9780472035953I was invited to review Kevin Kee’s new edited volume Pastplay: Teaching and Learning History with Technology for the current issue of The American Historian. The author agreement allows one to post the “manuscript” version of this kind of thing to one’s personal website, so it’s shared here to that end. As I note, I think the concept of play at the heart of the volume is of potential interest for defining a perspective on play as something that defines the ever-nebulous digital humanities. 

Play can and should be a core part of both historical research and the teaching of history. This is the central argument the historian Kevin Kee frames around the fifteen essays gathered together in Pastplay: Teaching and Learning History with Technology.

The thesis of this collection emerges by stringing together the titles of the four sections of the book. Historians should be 1) teaching and learning history, 2) playfully, 3) with technology, 4) by building. Teaching and Learning History includes four cases studies of historical educational games. Playfully focuses on how play, or what author Stephen Ramsay calls the “Hermeneutics of Screwing Around,” can function as part of the practice of research and writing. With Technology explores board games, 3D printing, and simulation computer games as instruments for teaching history and engaging in historical scholarship. Finally, By Building provides four essays that argue that making things, from historical hoaxes to digital models of Victorian homes, can be powerful tools for historical inquiry. The Playfully section of Pastplay includes three essays that argue that play itself is an instrument for learning about the past. William J. Turkel and Devon Elliot connect work with 3D printing and fabrication with the value that historians of science have found in re-creating historical experiments. Ramsay argues for the value of serendipitous “screwing around” as a response to the massive scale of source material offered by millions of digitized books.
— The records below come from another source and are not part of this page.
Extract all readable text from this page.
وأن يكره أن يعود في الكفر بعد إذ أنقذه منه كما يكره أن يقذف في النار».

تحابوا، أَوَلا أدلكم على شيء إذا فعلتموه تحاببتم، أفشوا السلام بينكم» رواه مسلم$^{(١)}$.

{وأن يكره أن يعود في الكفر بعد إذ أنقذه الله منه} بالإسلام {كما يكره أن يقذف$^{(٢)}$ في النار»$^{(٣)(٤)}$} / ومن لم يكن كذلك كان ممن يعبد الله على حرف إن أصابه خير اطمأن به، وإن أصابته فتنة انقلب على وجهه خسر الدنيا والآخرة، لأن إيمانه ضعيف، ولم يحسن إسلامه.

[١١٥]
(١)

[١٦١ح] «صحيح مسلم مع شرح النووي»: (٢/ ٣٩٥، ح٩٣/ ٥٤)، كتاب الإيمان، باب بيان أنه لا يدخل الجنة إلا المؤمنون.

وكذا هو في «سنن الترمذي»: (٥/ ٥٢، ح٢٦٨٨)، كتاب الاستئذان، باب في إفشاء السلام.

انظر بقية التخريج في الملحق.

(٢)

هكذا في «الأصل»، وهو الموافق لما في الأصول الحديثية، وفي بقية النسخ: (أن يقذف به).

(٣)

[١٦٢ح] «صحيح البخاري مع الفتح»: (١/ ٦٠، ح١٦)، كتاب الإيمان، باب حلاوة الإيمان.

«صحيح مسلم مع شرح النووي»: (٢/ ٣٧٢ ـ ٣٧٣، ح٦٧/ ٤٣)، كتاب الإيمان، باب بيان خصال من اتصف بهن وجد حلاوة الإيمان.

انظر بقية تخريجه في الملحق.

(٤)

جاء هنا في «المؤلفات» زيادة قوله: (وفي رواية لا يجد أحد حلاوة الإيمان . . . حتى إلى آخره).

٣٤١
Bethany Nowviskie explores a medieval device that served as a “mechanical aid to hermeneutics and interpretive problem solving” as inspiration for how humanists might make use of digital technologies (p. 140).

Pastplay focuses more on teaching and learning than it does historical scholarship, and as a result, the book is somewhat thin on addressing how play can and should be a component of historical inquiry. From my perspective, the most valuable contribution of Pastplay isn’t really articulated in the text. The book offers a framework for defining the ever-nebulous digital humanities. Many of the contributors are leading thinkers in the digital humanities, and their ideas about the playful use of technology to experiment, dabble, and explore the past offer insight into digital humanities epistemology. Often simply described as the application of computing technologies to humanistic inquiry, the playful hermeneutics described here, and the implication that there is no substantive difference between student learners and historians as perpetual learners, allow us to pin down what is different and significant about how these digital humanists approach the understanding of the past.

Pastplay is a book about teaching history, but the most intriguing parts of it deal primarily with historiography and method. In this respect, I might have liked to see two separate books: one focused on the educational possibilities of play and the other on how playful approaches to building models and exploring texts can provide value to the practices of historical research. While I’m still not entirely sure where this book belongs on my bookshelf, or what kind of course for which it is best suited, I am glad to know it is in my collection.